Brown testifies that while at Insys, she was trained to not emphasize while promoting its fentanyl spray Subsys that it was only meant for cancer patients.
“The idea was that physicians could use this product in any way they liked,” Brown said, adding that they were marketing Subsys not just to oncologists but pain doctors.
Earlier in her testimony, Brown described attending a training event for Insys sales staff in Arizona, where the company is based. Asked about what compliance training she received, Brown said: “I don’t recall there being a lot of emphasis on that.”
Brown, who was Chicago based, said to find doctors to promote Subsys to, Insys gave her and other sales staff iPads with pre-loaded data with ranked lists of physicians. “It was based on the amounts of opiate products they were prescribing.”
After struggling to sell Subsys, in mid-2012, Insys brought on a new VP of sales, Alec Burlakoff, who Brown says wanted to “throw the book out” and encouraged sales staff to just find their “whale prescriber” who would prescribe Subsys.
Brown is now testifying about her experiences with Dr. Paul Madison, an Illinois doctor who was a high prescriber of opioids and became a paid speaker for Insys.
She said Madison was unlike other doctors she interacted with. He worked in a “dingy strip mall in a not so nice part of town.” Google searches showed “unsavory information” about him and a doctor he worked with who lost his license, she said.
Note, by the way, that Madison himself recently went on trial in Chicago and was convicted of defrauding insurers. reuters.com/article/health…
A lengthy sidebar is underway after the defense objected to the introduction of an email Brown sent.
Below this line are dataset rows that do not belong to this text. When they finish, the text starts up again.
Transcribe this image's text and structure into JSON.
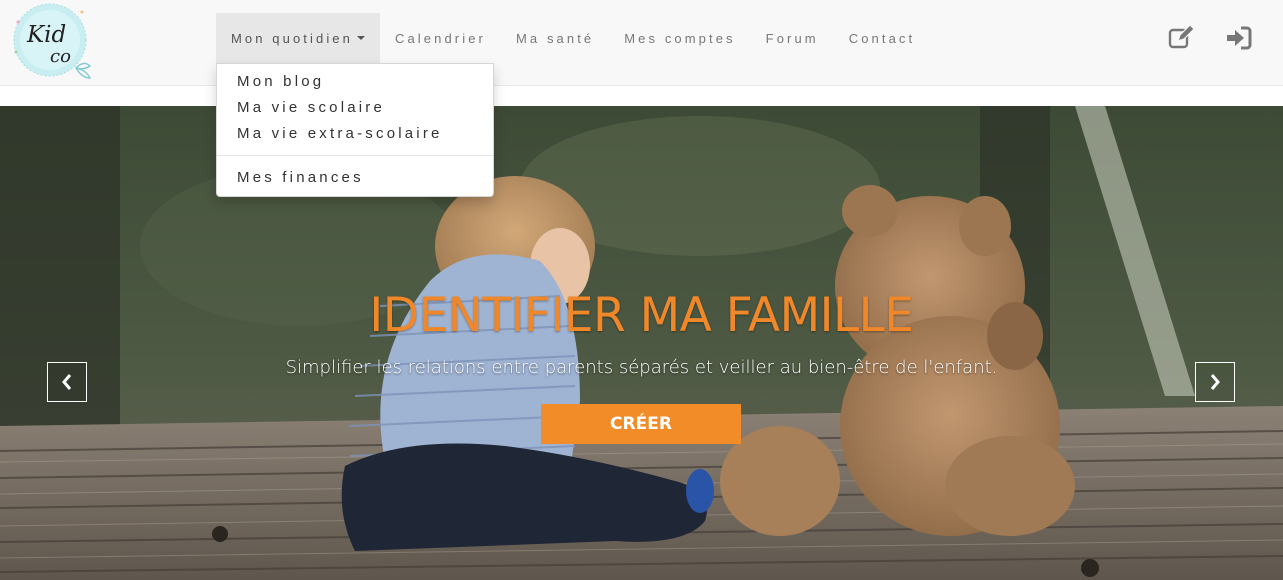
{
  "brand": {
    "logo_text_top": "Kid",
    "logo_text_bottom": "co",
    "logo_icon": "kidco-logo"
  },
  "nav": {
    "items": [
      {
        "label": "Mon quotidien",
        "open": true
      },
      {
        "label": "Calendrier"
      },
      {
        "label": "Ma santé"
      },
      {
        "label": "Mes comptes"
      },
      {
        "label": "Forum"
      },
      {
        "label": "Contact"
      }
    ],
    "icons": [
      "edit-icon",
      "sign-in-icon"
    ]
  },
  "dropdown": {
    "items": [
      "Mon blog",
      "Ma vie scolaire",
      "Ma vie extra-scolaire"
    ],
    "items_after_divider": [
      "Mes finances"
    ]
  },
  "hero": {
    "title": "IDENTIFIER MA FAMILLE",
    "subtitle": "Simplifier les relations entre parents séparés et veiller au bien-être de l'enfant.",
    "button_label": "CRÉER",
    "prev_icon": "chevron-left-icon",
    "next_icon": "chevron-right-icon"
  },
  "colors": {
    "accent": "#f28c28",
    "title": "#f0882a",
    "nav_bg": "#f8f8f8"
  }
}
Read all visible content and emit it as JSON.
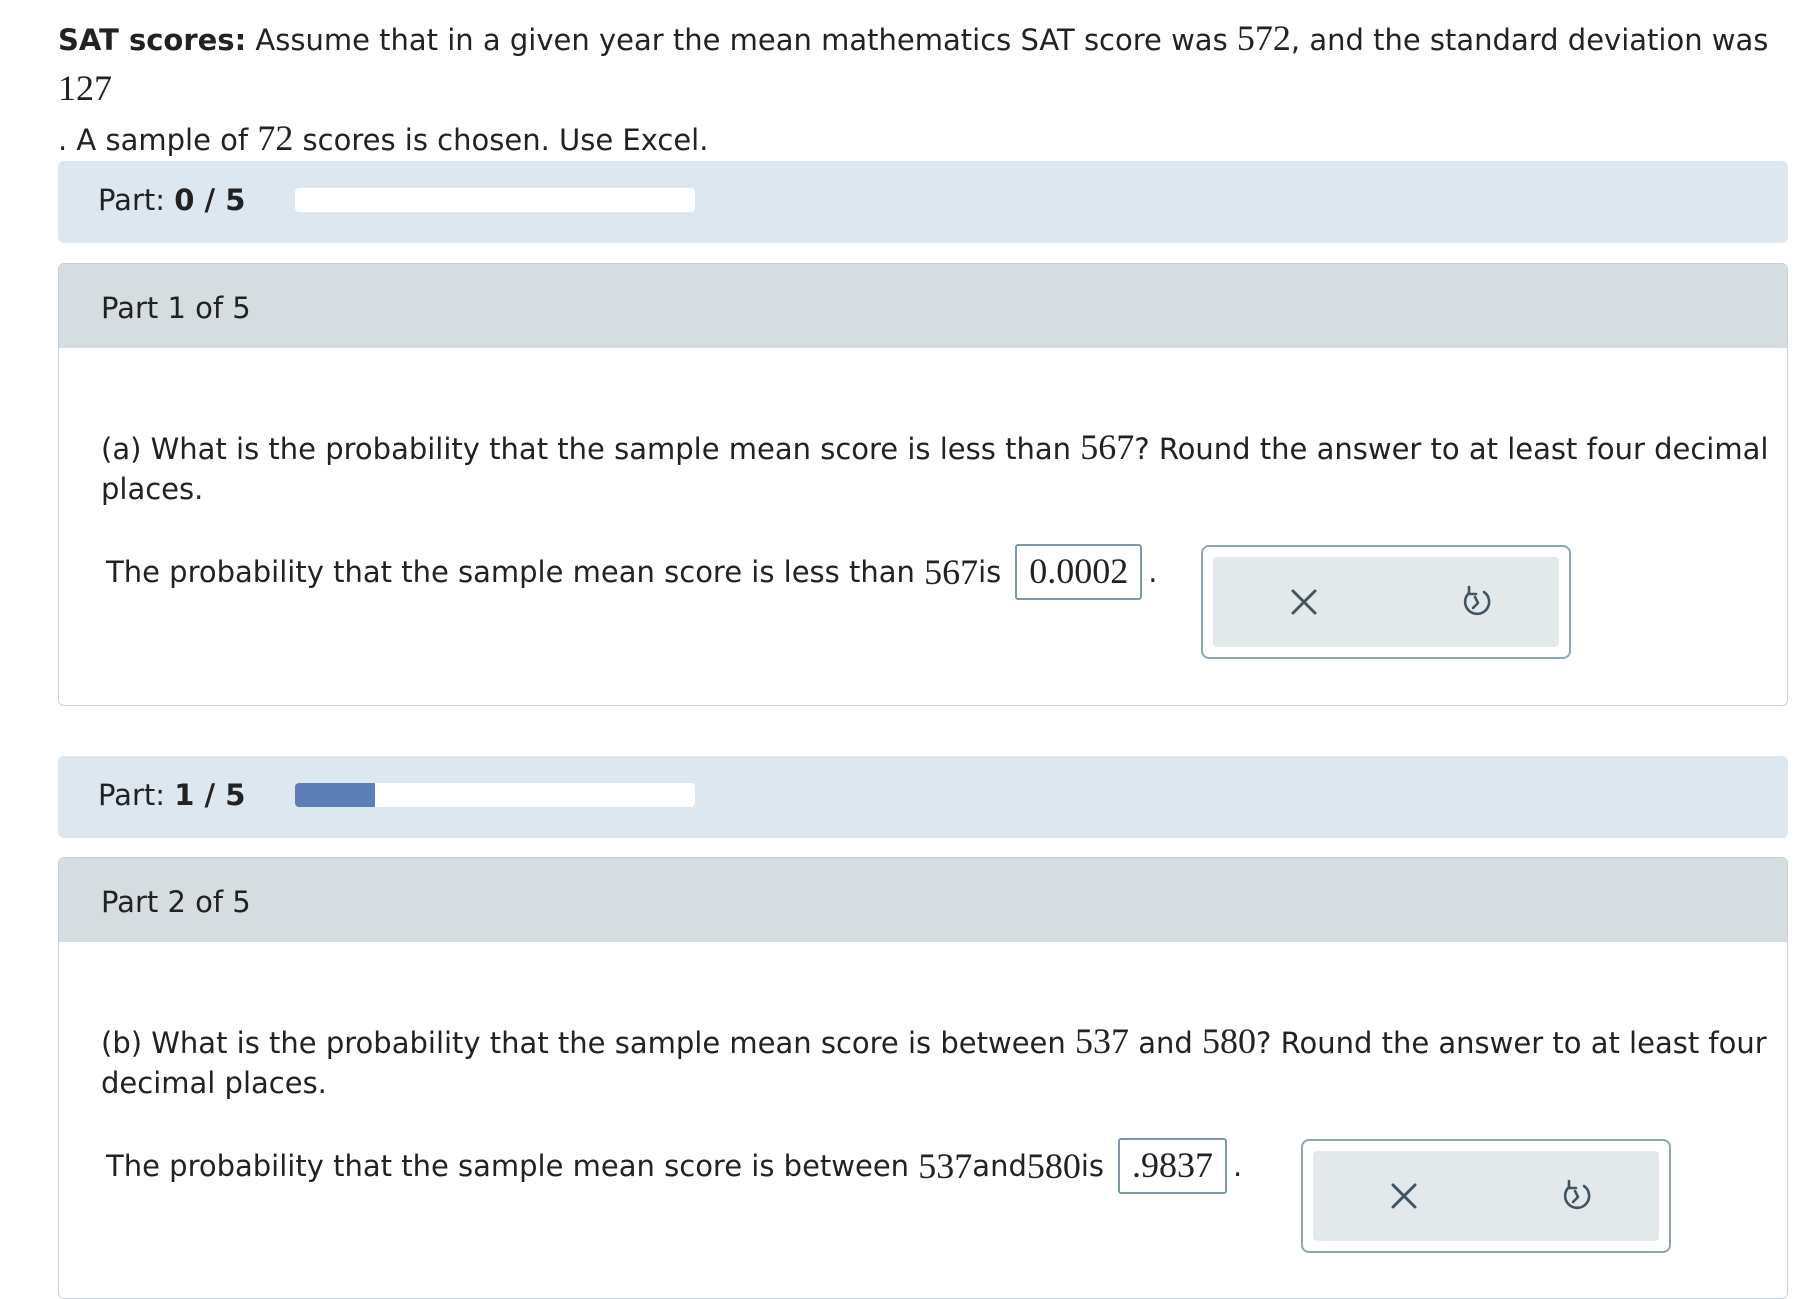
{
  "intro": {
    "heading": "SAT scores:",
    "t1": " Assume that in a given year the mean mathematics SAT score was ",
    "mean": "572",
    "t2": ", and the standard deviation was ",
    "sd": "127",
    "t3": ". A sample of ",
    "n": "72",
    "t4": " scores is chosen. Use Excel."
  },
  "progress": [
    {
      "label": "Part:",
      "value": "0 / 5",
      "fraction": 0.0
    },
    {
      "label": "Part:",
      "value": "1 / 5",
      "fraction": 0.2
    }
  ],
  "parts": [
    {
      "header": "Part 1 of 5",
      "question": {
        "t1": "(a) What is the probability that the sample mean score is less than ",
        "v1": "567",
        "t2": "? Round the answer to at least four decimal places."
      },
      "answer": {
        "t1": "The probability that the sample mean score is less than ",
        "v1": "567",
        "t2": " is",
        "value": "0.0002",
        "end": "."
      }
    },
    {
      "header": "Part 2 of 5",
      "question": {
        "t1": "(b) What is the probability that the sample mean score is between ",
        "v1": "537",
        "t2": " and ",
        "v2": "580",
        "t3": "? Round the answer to at least four decimal places."
      },
      "answer": {
        "t1": "The probability that the sample mean score is between ",
        "v1": "537",
        "t2": " and ",
        "v2": "580",
        "t3": " is",
        "value": ".9837",
        "end": "."
      }
    }
  ],
  "icons": {
    "clear": "close-icon",
    "undo": "undo-icon"
  },
  "colors": {
    "progress_fill": "#5b7fb4",
    "progress_panel": "#dde7f0",
    "part_header": "#d5dde1"
  }
}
Brown says that in fall 2012, she told Insys CEO Michael Babich in an e-mail that she was uncompforhable with Dr. Madison, who she thought ran a “fairly shady” medical office.
Brown says her supervisor, defendant Sunrise Lee, turned Dr. Madison into a Subsys prescriber after meeting with him for drinks.
Lee is a former exotic dancer, prosecutors say. Asked about Lee’s approach to sales, Brown says: “It was more social in nature, definitely sexually suggestive.”
Brown says that at a Chicago club, she witnessed this interaction between Sunrise Lee and Dr. Madison: “She was sitting on his lap, kind of bouncing around.” Prosecutors have said Lee gave Madison a lap dance.